If she and I be pleased, what’s that to you?
‘Tis bargained ‘twixt us twain, being alone,
That she shall still be curst in company.
I tell you, ‘tis incredible to believe
How much she loves me. O, the kindest Kate!
She hung around my neck, and kiss on kiss
She vied so fast, protesting oath on oath,
That in a twink she won me to her love.
O, you are novices! ‘Tis a world to see
How tame, when men and women are alone,
A meacock wretch can make the curstest shrew.-
Give me thy hand, Kate. I will unto Venice
To buy apparel ‘gainst the wedding day.-
Provide the feast, father, and bid the guests.
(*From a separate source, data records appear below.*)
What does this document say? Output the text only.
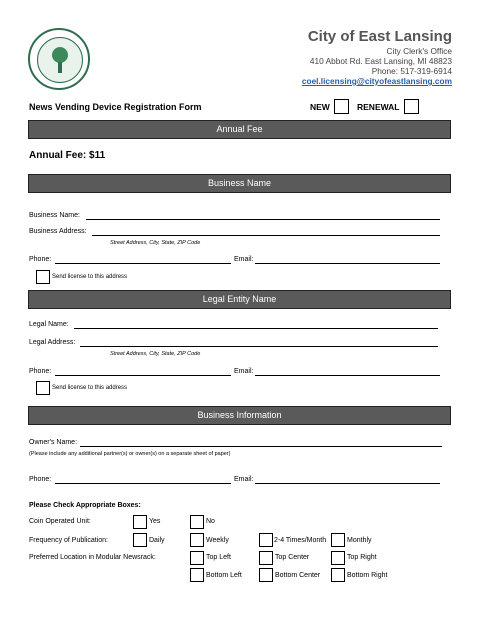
City of East Lansing
City Clerk's Office
410 Abbot Rd. East Lansing, MI 48823
Phone: 517-319-6914
coel.licensing@cityofeastlansing.com
News Vending Device Registration Form	NEW	RENEWAL
Annual Fee
Annual Fee: $11
Business Name
Business Name:
Business Address:
Street Address, City, State, ZIP Code
Phone:	Email:
Send license to this address
Legal Entity Name
Legal Name:
Legal Address:
Street Address, City, State, ZIP Code
Phone:	Email:
Send license to this address
Business Information
Owner's Name:
(Please include any additional partner(s) or owner(s) on a separate sheet of paper)
Phone:	Email:
Please Check Appropriate Boxes:
Coin Operated Unit:	Yes	No
Frequency of Publication:	Daily	Weekly	2-4 Times/Month	Monthly
Preferred Location in Modular Newsrack:	Top Left	Top Center	Top Right
Bottom Left	Bottom Center	Bottom Right
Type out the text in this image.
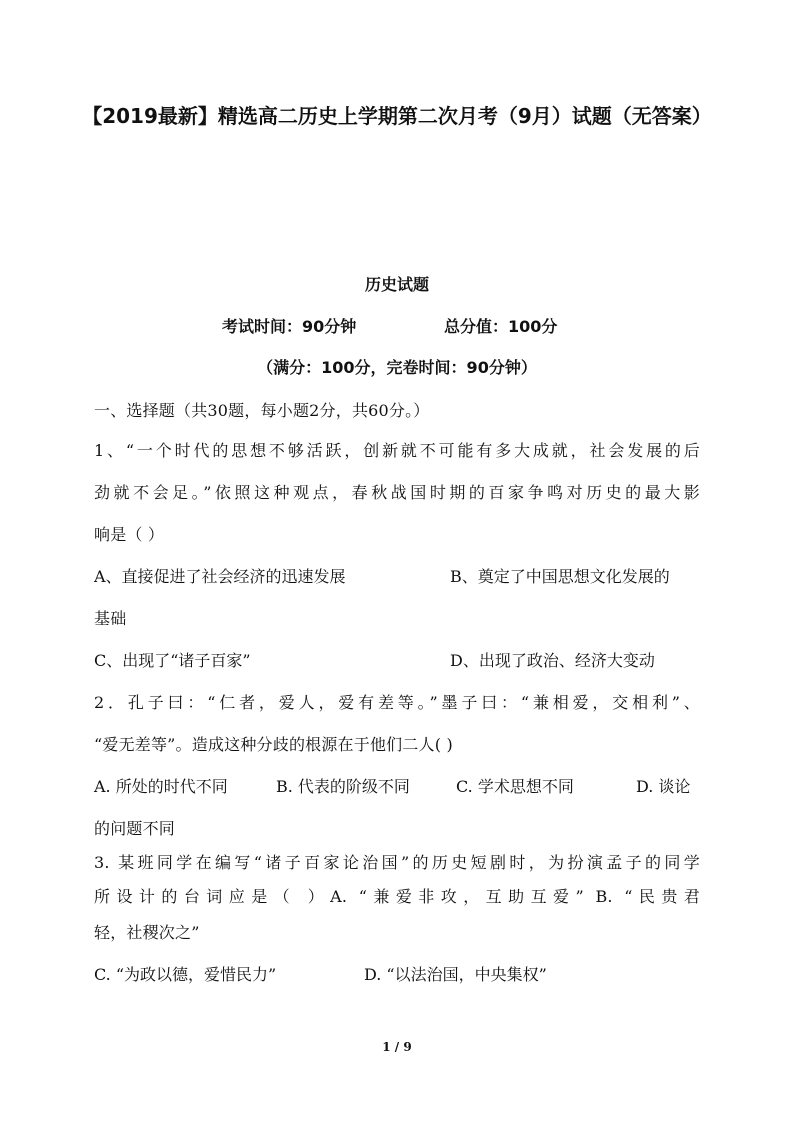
【2019最新】精选高二历史上学期第二次月考（9月）试题（无答案）
历史试题
考试时间：90分钟	总分值：100分
（满分：100分，完卷时间：90分钟）
一、选择题（共30题，每小题2分，共60分。）
1、“一个时代的思想不够活跃，创新就不可能有多大成就，社会发展的后
劲就不会足。”依照这种观点，春秋战国时期的百家争鸣对历史的最大影
响是（ ）
A、直接促进了社会经济的迅速发展	B、奠定了中国思想文化发展的
基础
C、出现了“诸子百家”	D、出现了政治、经济大变动
2．孔子曰：“仁者，爱人，爱有差等。”墨子曰：“兼相爱，交相利”、
“爱无差等”。造成这种分歧的根源在于他们二人( )
A. 所处的时代不同	B. 代表的阶级不同	C. 学术思想不同	D. 谈论
的问题不同
3. 某班同学在编写“诸子百家论治国”的历史短剧时，为扮演孟子的同学
所设计的台词应是（ ）A. “兼爱非攻，互助互爱” B. “民贵君
轻，社稷次之”
C. “为政以德，爱惜民力”	D. “以法治国，中央集权”
1 / 9
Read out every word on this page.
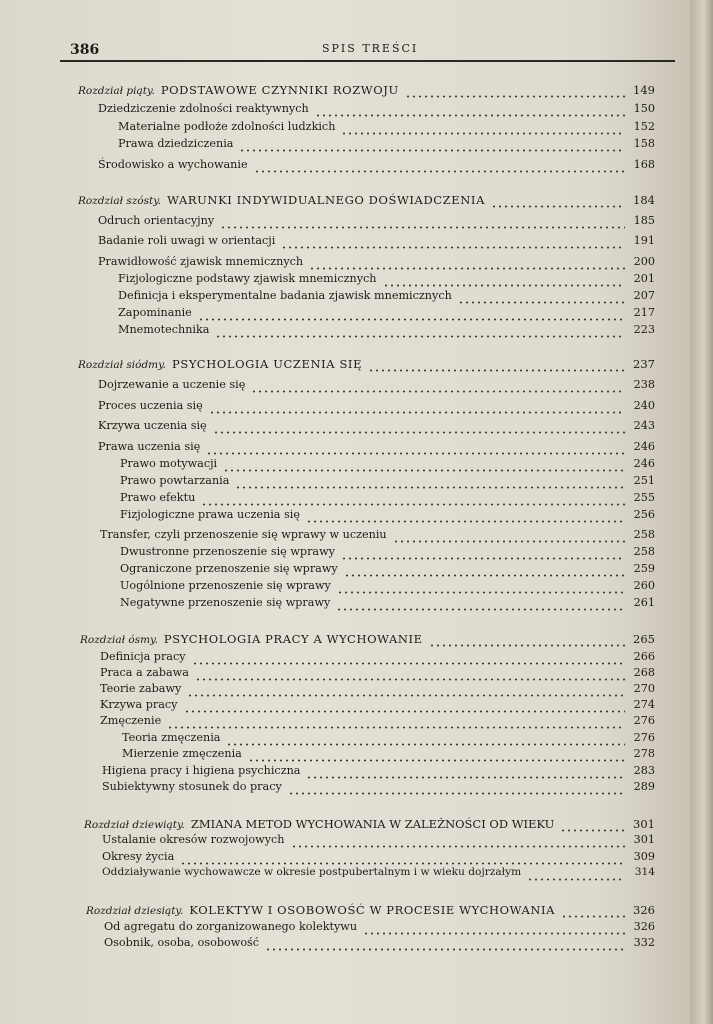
386	SPIS TREŚCI
Rozdział piąty. PODSTAWOWE CZYNNIKI ROZWOJU	149
Dziedziczenie zdolności reaktywnych	150
Materialne podłoże zdolności ludzkich	152
Prawa dziedziczenia	158
Środowisko a wychowanie	168
Rozdział szósty. WARUNKI INDYWIDUALNEGO DOŚWIADCZENIA	184
Odruch orientacyjny	185
Badanie roli uwagi w orientacji	191
Prawidłowość zjawisk mnemicznych	200
Fizjologiczne podstawy zjawisk mnemicznych	201
Definicja i eksperymentalne badania zjawisk mnemicznych	207
Zapominanie	217
Mnemotechnika	223
Rozdział siódmy. PSYCHOLOGIA UCZENIA SIĘ	237
Dojrzewanie a uczenie się	238
Proces uczenia się	240
Krzywa uczenia się	243
Prawa uczenia się	246
Prawo motywacji	246
Prawo powtarzania	251
Prawo efektu	255
Fizjologiczne prawa uczenia się	256
Transfer, czyli przenoszenie się wprawy w uczeniu	258
Dwustronne przenoszenie się wprawy	258
Ograniczone przenoszenie się wprawy	259
Uogólnione przenoszenie się wprawy	260
Negatywne przenoszenie się wprawy	261
Rozdział ósmy. PSYCHOLOGIA PRACY A WYCHOWANIE	265
Definicja pracy	266
Praca a zabawa	268
Teorie zabawy	270
Krzywa pracy	274
Zmęczenie	276
Teoria zmęczenia	276
Mierzenie zmęczenia	278
Higiena pracy i higiena psychiczna	283
Subiektywny stosunek do pracy	289
Rozdział dziewiąty. ZMIANA METOD WYCHOWANIA W ZALEŻNOŚCI OD WIEKU	301
Ustalanie okresów rozwojowych	301
Okresy życia	309
Oddziaływanie wychowawcze w okresie postpubertalnym i w wieku dojrzałym	314
Rozdział dziesiąty. KOLEKTYW I OSOBOWOŚĆ W PROCESIE WYCHOWANIA	326
Od agregatu do zorganizowanego kolektywu	326
Osobnik, osoba, osobowość	332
I will be sure my Katherine will be fine.”
(Act II, Scene I, Lines 321-336)
Petruchio also lies to Baptista, Katherine’s father, later on in the play. He tells him that Katherine is in love with him even though this isn’t true. He tells Baptista that even though Katherine seems like she doesn’t like him, she is just being modest with her love. He says that when they are in private, she is all over him and she proclaims her love for him. Baptista believed this and allowed Petruchio to take Katherine’s hand in marriage. This is because back in these times, a father’s job was to make sure his daughters were married. Also, his main request was that Katherine was happy, which, according to Petruchio, she was.
On their second date, Martha and Francis go to a nice restaurant. As they are escorted to their table, Francis sees a man sitting at the bar who flashes his gun at him. Martha and Francis sit at their table and then he excuses himself to take care of the man with the gun in the parking lot. They fight and Francis kills the man. He then comes back inside and Martha comments on the time he’s been gone and he responds, “NO, SORRY. HAD TO KILL SOMEBODY IN THE PARKING LOT. SOME ASSHOLE.” Francis admitted to Martha that he just committed a murder less than 50 feet away from her.
It can be seen that Petruchio approached his situation with very different tactics than that of Francis. Petruchio, who was in a seemingly simpler situation where he had no real need to lie to Katherine, decided that dishonesty was the way to go. This is in comparison to Francis who was jokingly blunt with Martha, so much so that she didn’t believe him. At the end of “The Taming of the Shrew,” Petruchio and Katherine are the perfect couple of the times. They both tend to each others needs and despite the lies and disagreements when they first met, they now love each other and care about each other. Francis, who had been truthful from the start, had a more healthy relationship with Martha. This is in today’s times where lying is less socially acceptable however, Francis still chose the noble way and told the truth the whole time. In comparison to Petruchio who lied at the first chance he got because back then, lying was more socially acceptable, especially to women because their opinions didn't matter because they were seen as property. All in all by looking at “The Taming of the Shrew” and “Mr. Right,” it can be seen how courting has changed between now and then.